George nodded. “So that’s what the soddin’ bastard was doing.”
“He was very thorough.”
Sitting there, staring at the control panel with half its telltale lights glowering red, George tried to think.
“We’re okay on life support,” he mused aloud.
“Once the generator is running again,” Nodon corrected. “Otherwise the batteries will run out in…” He glanced at the displays “…eleven hours.”
“Better fix the generator, then. That’s our first priority.”
Nodon started to get up from his seat. He hesitated, asked, “And our second priority?”
“Figurin’ out if we can nudge ourselves into a trajectory that’ll bring us close to Ceres before we starve to death.”
CHAPTER 20
Amanda would have preferred to stay in Selene for just a few days more, but Fu
chs insisted that they start back for Ceres as soon as possible. He learned from Pancho that an Astro ship was due to depart for Ceres the next day, carrying a load of equipment that Helvetia had ordered before the warehouse fire. “We’ll go back on that ship,” Fuchs told his wife. “But it’s a freighter. It won’t have passenger accommodations,” Amanda protested.
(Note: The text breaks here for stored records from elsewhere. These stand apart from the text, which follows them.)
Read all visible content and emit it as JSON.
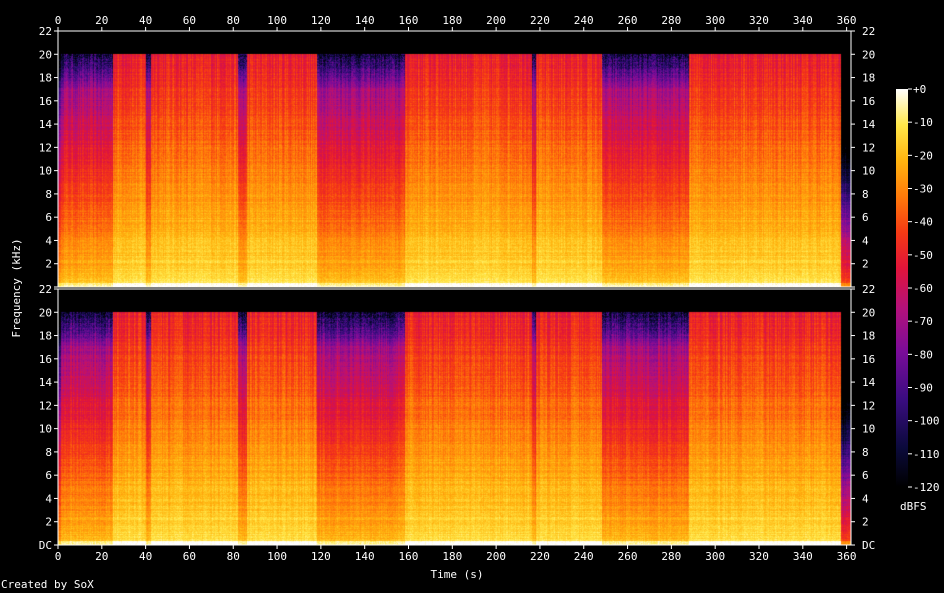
{
  "chart_data": {
    "type": "heatmap",
    "subtype": "spectrogram",
    "channels": 2,
    "xlabel": "Time (s)",
    "ylabel": "Frequency (kHz)",
    "x_ticks": [
      0,
      20,
      40,
      60,
      80,
      100,
      120,
      140,
      160,
      180,
      200,
      220,
      240,
      260,
      280,
      300,
      320,
      340,
      360
    ],
    "xlim": [
      0,
      362
    ],
    "y_ticks": [
      0,
      2,
      4,
      6,
      8,
      10,
      12,
      14,
      16,
      18,
      20,
      22
    ],
    "y_tick_labels_top_channel": [
      "",
      "2",
      "4",
      "6",
      "8",
      "10",
      "12",
      "14",
      "16",
      "18",
      "20",
      "22"
    ],
    "y_tick_labels_bottom_channel": [
      "DC",
      "2",
      "4",
      "6",
      "8",
      "10",
      "12",
      "14",
      "16",
      "18",
      "20",
      "22"
    ],
    "ylim_khz": [
      0,
      22
    ],
    "content_cutoff_khz": 20,
    "loud_segments_s": [
      [
        25,
        40
      ],
      [
        42,
        82
      ],
      [
        86,
        118
      ],
      [
        158,
        216
      ],
      [
        218,
        248
      ],
      [
        288,
        362
      ]
    ],
    "colorbar": {
      "label": "dBFS",
      "ticks": [
        "+0",
        "-10",
        "-20",
        "-30",
        "-40",
        "-50",
        "-60",
        "-70",
        "-80",
        "-90",
        "-100",
        "-110",
        "-120"
      ],
      "range_db": [
        -120,
        0
      ]
    },
    "palette": [
      "#000000",
      "#0b0a3c",
      "#3a0c80",
      "#7a0c99",
      "#b4117a",
      "#e0143a",
      "#f63a14",
      "#ff7a0a",
      "#ffb40f",
      "#ffe84a",
      "#ffffff"
    ]
  },
  "credit": "Created by SoX"
}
“We’ll go back on that ship,” he repeated. Wondering why her husband was so insistent on returning as quickly as possible, Amanda reluctantly packed her travel bag while Fuchs called Pancho to beg a ride.
The next morning they rode the automated little tractor through the tunnel that led out to Armstrong Spaceport and climbed aboard the spindly-legged shuttlecraft that would lift them to the Harper. The ship was in lunar orbit, but rotating at a one-sixth g spin. Fuchs felt grateful that he would not have to endure weightlessness for more than the few minutes of the shuttlecraft’s flight.
“Newest ship in the solar system,” said her captain as he welcomed them aboard. He was young, trim, good-looking, and stared openly at Amanda’s ample figure. Fuchs, standing beside her, grasped his wife’s arm possessively.
“I’m afraid, though, that she’s not built for passenger service,” the captain said as he led them down the habitat module’s central passageway. “All I can offer you is this cabin.”
He slid an accordion-pleated door back. The cabin was barely large enough for two people to stand in.
“It’s kind of small,” the captain said, apologetically. But he was smiling at Amanda.
“It will do,” said Fuchs. “The trip is only six days.”
He stepped into the compartment, leading Amanda.
The captain, still out in the passageway, said, “We break orbit in thirty minutes.”
“Good,” said Fuchs. And he slid the door shut.
Amanda giggled at him. “Lars, you were positively rude to him!”
With a sardonic grin back at her, he said, “I thought his eyes would fall out of his head, he was staring at you so hard.”